De Charybde en Scylla*
Télédiffusion de France (TDF), née de l'éclatement de l'ORTF en 1975, a profité dès sa naissance de la création du nouveau réseau 625 lignes UHF de TF1 en couleurs, puis dans les années 80 du "boom" audiovisuel des "radios libres" et télévisuel des nouvelles chaînes de télévision : TV6, La Cinquième et de Canal Plus en 1984 avec la reconversion de l'ancien réseau 819 lignes VHF. En 1986, la loi Léotard sur l'audiovisuel eut, entre autres, comme conséquence, le passage de TDF à un nouveau statut, celui d'une Société Anonyme dont le capital était détenu à 100% par France Télécom. C'était la porte ouverte à la privatisation de cette société qui, même en perdant son monopole de droit, conservait la gestion de la plus grande partie des réseaux de diffusion des chaînes de télévision et de radios françaises. On connaît l'importance qu'attache le pouvoir politique à la diffusion hertzienne terrestre de la télévision et de la radio lesquelles constituent, encore aujourd'hui, malgré tous les autres moyens qui se sont développés, un instrument puissant de communication et de sécurité civile qui touche tous les Français.
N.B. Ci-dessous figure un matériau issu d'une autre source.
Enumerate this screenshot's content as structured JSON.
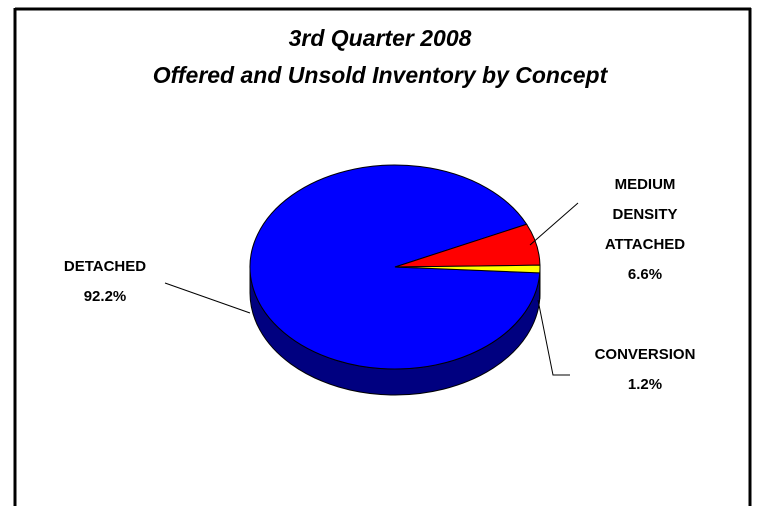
{
  "chart_data": {
    "type": "pie",
    "title": "3rd Quarter 2008",
    "subtitle": "Offered and Unsold Inventory by Concept",
    "categories": [
      "DETACHED",
      "MEDIUM DENSITY ATTACHED",
      "CONVERSION"
    ],
    "values": [
      92.2,
      6.6,
      1.2
    ],
    "value_labels": [
      "92.2%",
      "6.6%",
      "1.2%"
    ],
    "colors": [
      "#0000ff",
      "#ff0000",
      "#ffff00"
    ]
  }
}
C'est notamment cette particularité qui a pesé lourd dans la balance du passage à la TNT, laquelle marquait cette volonté politique de conservation d'un réseau hertzien puissant et moderne, alors que d'autres options techniques auraient pu être choisies.
Depuis 2002, lorsque France Télécom, tout en conservant une partie des actions jusqu'en 2004, céda une grande partie du capital de TDF à des intérêts privés étrangers (CDC Equity Capital et Charterhouse) ainsi qu'à la Caisse des dépôts et consignations, tout a changé...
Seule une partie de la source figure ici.